2 Am 01.08.2013 hat Prof. Weiler in einem Interview mit der „Welt“ auf die Frage, ob er schon einmal aus einem Werk zitiert habe, das er nicht in der Hand gehalten habe, übrigens geantwortet: „Ich glaube, das habe ich nicht getan. Der Punkt ist, dass man das beim Zitieren angeben müsste.“ Drei Monate später spielte es für ihn keine Rolle mehr, dass der Verfasser in einer im oberen zweistelligen Bereich anzusiedelnden Anzahl von Fällen gegen dieses – diesem auch selbst bekannte – Prinzip verstoßen hat. (Dessen öffentliche Beteuerung, seine Arbeit „nach bestem Wissen und Gewissen“ verfasst zu haben, erweist sich somit auch als klassische Schutzbehauptung: Hätte er das tatsächlich getan, gäbe es diese Dokumentation nicht; es ist sogar verhältnismäßig einfach, formal einwandfreie wissenschaftliche Arbeiten zu verfassen.)

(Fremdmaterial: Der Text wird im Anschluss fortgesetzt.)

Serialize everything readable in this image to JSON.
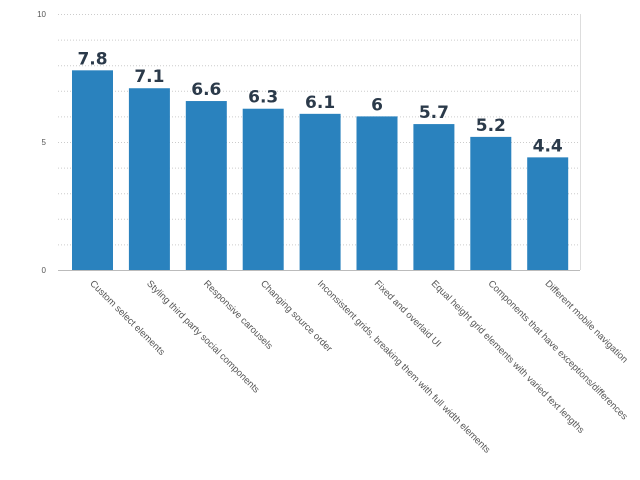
{
  "chart_data": {
    "type": "bar",
    "categories": [
      "Custom select elements",
      "Styling third party social components",
      "Responsive carousels",
      "Changing source order",
      "Inconsistent grids, breaking them with full width elements",
      "Fixed and overlaid UI",
      "Equal height grid elements with varied text lengths",
      "Components that have exceptions/differences",
      "Different mobile navigation"
    ],
    "values": [
      7.8,
      7.1,
      6.6,
      6.3,
      6.1,
      6,
      5.7,
      5.2,
      4.4
    ],
    "value_labels": [
      "7.8",
      "7.1",
      "6.6",
      "6.3",
      "6.1",
      "6",
      "5.7",
      "5.2",
      "4.4"
    ],
    "ylim": [
      0,
      10
    ],
    "y_ticks": [
      0,
      5,
      10
    ],
    "y_tick_labels": [
      "0",
      "5",
      "10"
    ],
    "grid": "horizontal dotted",
    "legend": "none",
    "colors": {
      "bar": "#2a82be",
      "grid": "#cccccc",
      "axis": "#bbbbbb"
    }
  }
}
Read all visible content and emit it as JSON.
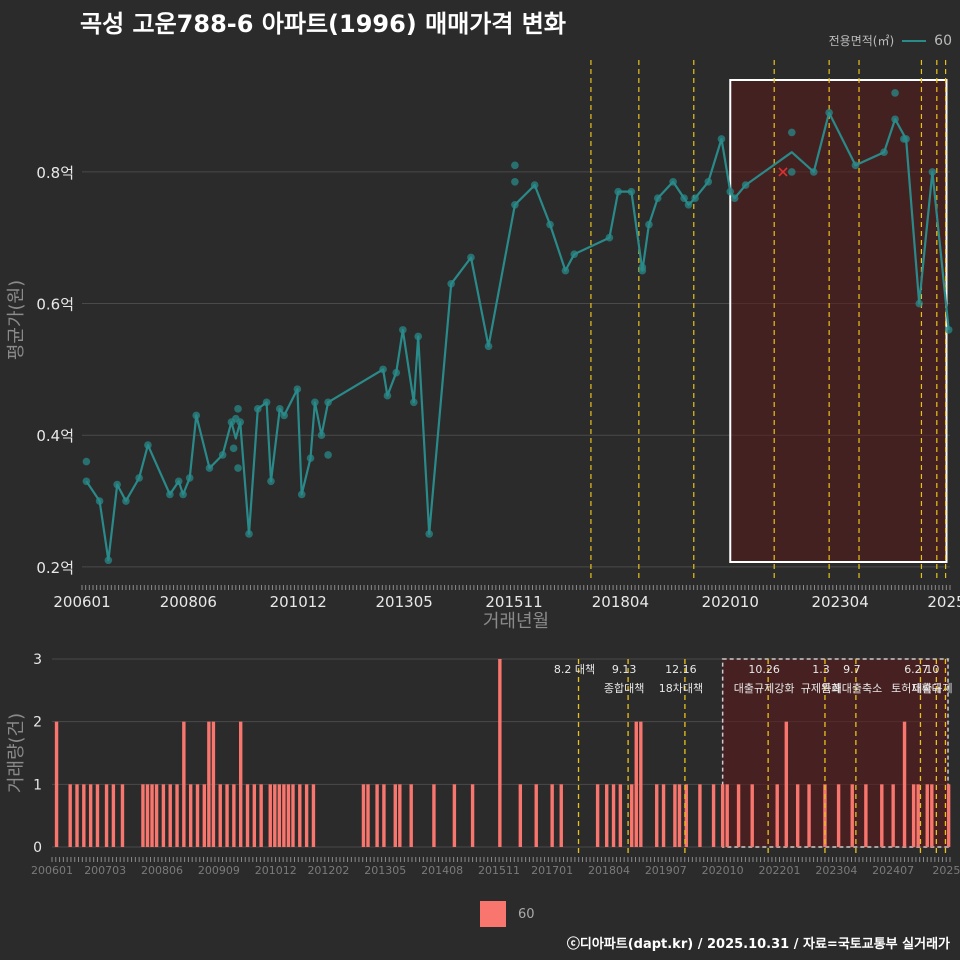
{
  "title": "곡성 고운788-6 아파트(1996) 매매가격 변화",
  "legend": {
    "title": "전용면적(㎡)",
    "items": [
      "60"
    ]
  },
  "caption": "ⓒ디아파트(dapt.kr) / 2025.10.31 / 자료=국토교통부 실거래가",
  "colors": {
    "line": "#2a8a8a",
    "bar": "#f8766d",
    "policy": "#e8c21a",
    "highlight": "#5a1a1a"
  },
  "chart_data": [
    {
      "type": "line",
      "name": "price",
      "xlabel": "거래년월",
      "ylabel": "평균가(원)",
      "ylim": [
        0.18,
        0.97
      ],
      "yticks": [
        0.2,
        0.4,
        0.6,
        0.8
      ],
      "ytick_labels": [
        "0.2억",
        "0.4억",
        "0.6억",
        "0.8억"
      ],
      "xlim": [
        2006.0,
        2025.75
      ],
      "xticks": [
        2006.0,
        2008.42,
        2010.92,
        2013.33,
        2015.83,
        2018.25,
        2020.75,
        2023.25,
        2025.67
      ],
      "xtick_labels": [
        "200601",
        "200806",
        "201012",
        "201305",
        "201511",
        "201804",
        "202010",
        "202304",
        "2025"
      ],
      "policy_lines": [
        2017.58,
        2018.67,
        2019.92,
        2021.75,
        2023.0,
        2023.68,
        2025.1,
        2025.45,
        2025.65
      ],
      "highlight_range": [
        2020.75,
        2025.67
      ],
      "series": [
        {
          "name": "60",
          "x": [
            2006.1,
            2006.4,
            2006.6,
            2006.8,
            2007.0,
            2007.3,
            2007.5,
            2008.0,
            2008.2,
            2008.3,
            2008.45,
            2008.6,
            2008.9,
            2009.2,
            2009.4,
            2009.5,
            2009.6,
            2009.8,
            2010.0,
            2010.2,
            2010.3,
            2010.5,
            2010.6,
            2010.9,
            2011.0,
            2011.2,
            2011.3,
            2011.45,
            2011.6,
            2012.85,
            2012.95,
            2013.15,
            2013.3,
            2013.55,
            2013.65,
            2013.9,
            2014.4,
            2014.85,
            2015.25,
            2015.85,
            2016.3,
            2016.65,
            2017.0,
            2017.2,
            2018.0,
            2018.2,
            2018.5,
            2018.75,
            2018.9,
            2019.1,
            2019.45,
            2019.7,
            2019.8,
            2019.95,
            2020.25,
            2020.55,
            2020.75,
            2020.85,
            2021.1,
            2022.15,
            2022.65,
            2023.0,
            2023.6,
            2024.25,
            2024.5,
            2024.75,
            2025.05,
            2025.35,
            2025.72
          ],
          "y": [
            0.33,
            0.3,
            0.21,
            0.325,
            0.3,
            0.335,
            0.385,
            0.31,
            0.33,
            0.31,
            0.335,
            0.43,
            0.35,
            0.37,
            0.42,
            0.395,
            0.42,
            0.25,
            0.44,
            0.45,
            0.33,
            0.44,
            0.43,
            0.47,
            0.31,
            0.365,
            0.45,
            0.4,
            0.45,
            0.5,
            0.46,
            0.495,
            0.56,
            0.45,
            0.55,
            0.25,
            0.63,
            0.67,
            0.535,
            0.75,
            0.78,
            0.72,
            0.65,
            0.675,
            0.7,
            0.77,
            0.77,
            0.65,
            0.72,
            0.76,
            0.785,
            0.76,
            0.75,
            0.76,
            0.785,
            0.85,
            0.77,
            0.76,
            0.78,
            0.83,
            0.8,
            0.89,
            0.81,
            0.83,
            0.88,
            0.85,
            0.6,
            0.8,
            0.56
          ]
        }
      ],
      "scatter": {
        "x": [
          2006.1,
          2006.1,
          2006.4,
          2006.6,
          2006.8,
          2007.0,
          2007.3,
          2007.5,
          2008.0,
          2008.2,
          2008.3,
          2008.45,
          2008.6,
          2008.9,
          2009.2,
          2009.4,
          2009.45,
          2009.5,
          2009.55,
          2009.55,
          2009.6,
          2009.8,
          2010.0,
          2010.2,
          2010.3,
          2010.5,
          2010.6,
          2010.9,
          2011.0,
          2011.2,
          2011.3,
          2011.45,
          2011.6,
          2011.6,
          2012.85,
          2012.95,
          2013.15,
          2013.3,
          2013.55,
          2013.65,
          2013.9,
          2014.4,
          2014.85,
          2015.25,
          2015.85,
          2015.85,
          2015.85,
          2016.3,
          2016.65,
          2017.0,
          2017.2,
          2018.0,
          2018.2,
          2018.5,
          2018.75,
          2018.75,
          2018.9,
          2019.1,
          2019.45,
          2019.7,
          2019.8,
          2019.95,
          2020.25,
          2020.55,
          2020.75,
          2020.85,
          2021.1,
          2022.15,
          2022.15,
          2022.65,
          2023.0,
          2023.6,
          2024.25,
          2024.5,
          2024.5,
          2024.7,
          2024.75,
          2025.05,
          2025.35,
          2025.72
        ],
        "y": [
          0.33,
          0.36,
          0.3,
          0.21,
          0.325,
          0.3,
          0.335,
          0.385,
          0.31,
          0.33,
          0.31,
          0.335,
          0.43,
          0.35,
          0.37,
          0.42,
          0.38,
          0.425,
          0.44,
          0.35,
          0.42,
          0.25,
          0.44,
          0.45,
          0.33,
          0.44,
          0.43,
          0.47,
          0.31,
          0.365,
          0.45,
          0.4,
          0.45,
          0.37,
          0.5,
          0.46,
          0.495,
          0.56,
          0.45,
          0.55,
          0.25,
          0.63,
          0.67,
          0.535,
          0.75,
          0.81,
          0.785,
          0.78,
          0.72,
          0.65,
          0.675,
          0.7,
          0.77,
          0.77,
          0.65,
          0.655,
          0.72,
          0.76,
          0.785,
          0.76,
          0.75,
          0.76,
          0.785,
          0.85,
          0.77,
          0.76,
          0.78,
          0.8,
          0.86,
          0.8,
          0.89,
          0.81,
          0.83,
          0.88,
          0.92,
          0.85,
          0.85,
          0.6,
          0.8,
          0.56
        ]
      },
      "marker_x": {
        "x": 2021.95,
        "y": 0.8
      }
    },
    {
      "type": "bar",
      "name": "volume",
      "xlabel": "",
      "ylabel": "거래량(건)",
      "ylim": [
        0,
        3
      ],
      "yticks": [
        0,
        1,
        2,
        3
      ],
      "ytick_labels": [
        "0",
        "1",
        "2",
        "3"
      ],
      "xlim": [
        2006.0,
        2025.75
      ],
      "xticks": [
        2006.0,
        2007.17,
        2008.42,
        2009.67,
        2010.92,
        2012.08,
        2013.33,
        2014.58,
        2015.83,
        2017.0,
        2018.25,
        2019.5,
        2020.75,
        2022.0,
        2023.25,
        2024.5,
        2025.67
      ],
      "xtick_labels": [
        "200601",
        "200703",
        "200806",
        "200909",
        "201012",
        "201202",
        "201305",
        "201408",
        "201511",
        "201701",
        "201804",
        "201907",
        "202010",
        "202201",
        "202304",
        "202407",
        "2025"
      ],
      "highlight_range": [
        2020.75,
        2025.75
      ],
      "policies": [
        {
          "x": 2017.58,
          "line1": "8.2 대책",
          "line2": ""
        },
        {
          "x": 2018.67,
          "line1": "9.13",
          "line2": "종합대책"
        },
        {
          "x": 2019.92,
          "line1": "12.16",
          "line2": "18차대책"
        },
        {
          "x": 2021.75,
          "line1": "10.26",
          "line2": "대출규제강화"
        },
        {
          "x": 2023.0,
          "line1": "1.3",
          "line2": "규제완화"
        },
        {
          "x": 2023.68,
          "line1": "9.7",
          "line2": "특례대출축소"
        },
        {
          "x": 2025.1,
          "line1": "6.27",
          "line2": "토허제확대"
        },
        {
          "x": 2025.45,
          "line1": "10",
          "line2": "대출규제"
        },
        {
          "x": 2025.65,
          "line1": "",
          "line2": ""
        }
      ],
      "x": [
        2006.1,
        2006.4,
        2006.55,
        2006.7,
        2006.85,
        2007.0,
        2007.2,
        2007.35,
        2007.55,
        2008.0,
        2008.1,
        2008.2,
        2008.3,
        2008.45,
        2008.6,
        2008.75,
        2008.9,
        2009.05,
        2009.2,
        2009.35,
        2009.45,
        2009.55,
        2009.7,
        2009.85,
        2010.0,
        2010.15,
        2010.3,
        2010.45,
        2010.6,
        2010.8,
        2010.9,
        2011.0,
        2011.1,
        2011.2,
        2011.3,
        2011.45,
        2011.6,
        2011.75,
        2012.85,
        2012.95,
        2013.15,
        2013.3,
        2013.55,
        2013.65,
        2013.9,
        2014.4,
        2014.85,
        2015.25,
        2015.85,
        2016.3,
        2016.65,
        2017.0,
        2017.2,
        2018.0,
        2018.2,
        2018.35,
        2018.5,
        2018.75,
        2018.85,
        2018.95,
        2019.3,
        2019.45,
        2019.7,
        2019.8,
        2019.95,
        2020.25,
        2020.55,
        2020.75,
        2020.85,
        2021.1,
        2021.4,
        2021.95,
        2022.15,
        2022.4,
        2022.65,
        2023.0,
        2023.3,
        2023.6,
        2023.9,
        2024.25,
        2024.5,
        2024.75,
        2024.95,
        2025.05,
        2025.25,
        2025.35,
        2025.72
      ],
      "values": [
        2,
        1,
        1,
        1,
        1,
        1,
        1,
        1,
        1,
        1,
        1,
        1,
        1,
        1,
        1,
        1,
        2,
        1,
        1,
        1,
        2,
        2,
        1,
        1,
        1,
        2,
        1,
        1,
        1,
        1,
        1,
        1,
        1,
        1,
        1,
        1,
        1,
        1,
        1,
        1,
        1,
        1,
        1,
        1,
        1,
        1,
        1,
        1,
        3,
        1,
        1,
        1,
        1,
        1,
        1,
        1,
        1,
        1,
        2,
        2,
        1,
        1,
        1,
        1,
        1,
        1,
        1,
        1,
        1,
        1,
        1,
        1,
        2,
        1,
        1,
        1,
        1,
        1,
        1,
        1,
        1,
        2,
        1,
        1,
        1,
        1,
        1
      ]
    }
  ]
}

3 Dem WDR wurde Ende Juli 2014 auf Anfrage Einblick in das Gutachten verwehrt.
4 Die Anmerkung Weilers, „durch die Methode der digitalen Auswertung, mit der Plagiatsjäger häufig vorgingen, gehe leicht der Kontext verloren. Dieser sei jedoch wichtig sei [sic], um beurteilen zu können, ob es sich tatsächlich um die Übernahme geistigen Eigentums ohne Kennzeichnung handle“, geht fehl: Abgesehen davon, dass ich die hier dokumentierten Stellen nicht durch einen softwaregestützten Textvergleich gefunden und ohne nähere Prüfung publiziert habe – wie implizit unterstellt –, ist z.B. bei der genannten Stelle für den Leser nicht einmal zu erahnen, dass der Verfasser a) Ausführungen Kösers nur etwas umschreibt und b) ihm die englischsprachige Originalliteratur wahrscheinlich gar nicht vorliegt. Wenn eine solche Stelle dadurch entschuldigt wird, dass er die Quelle Köser für eine Aussage, die mit den angeführten Autoren Bingham / Powell gar nichts zu tun hat, mit einer anderen Seitenzahl im Umfeld nennt, erteilt man für diese Klasse von Fällen einen Freibrief zum Abschreiben.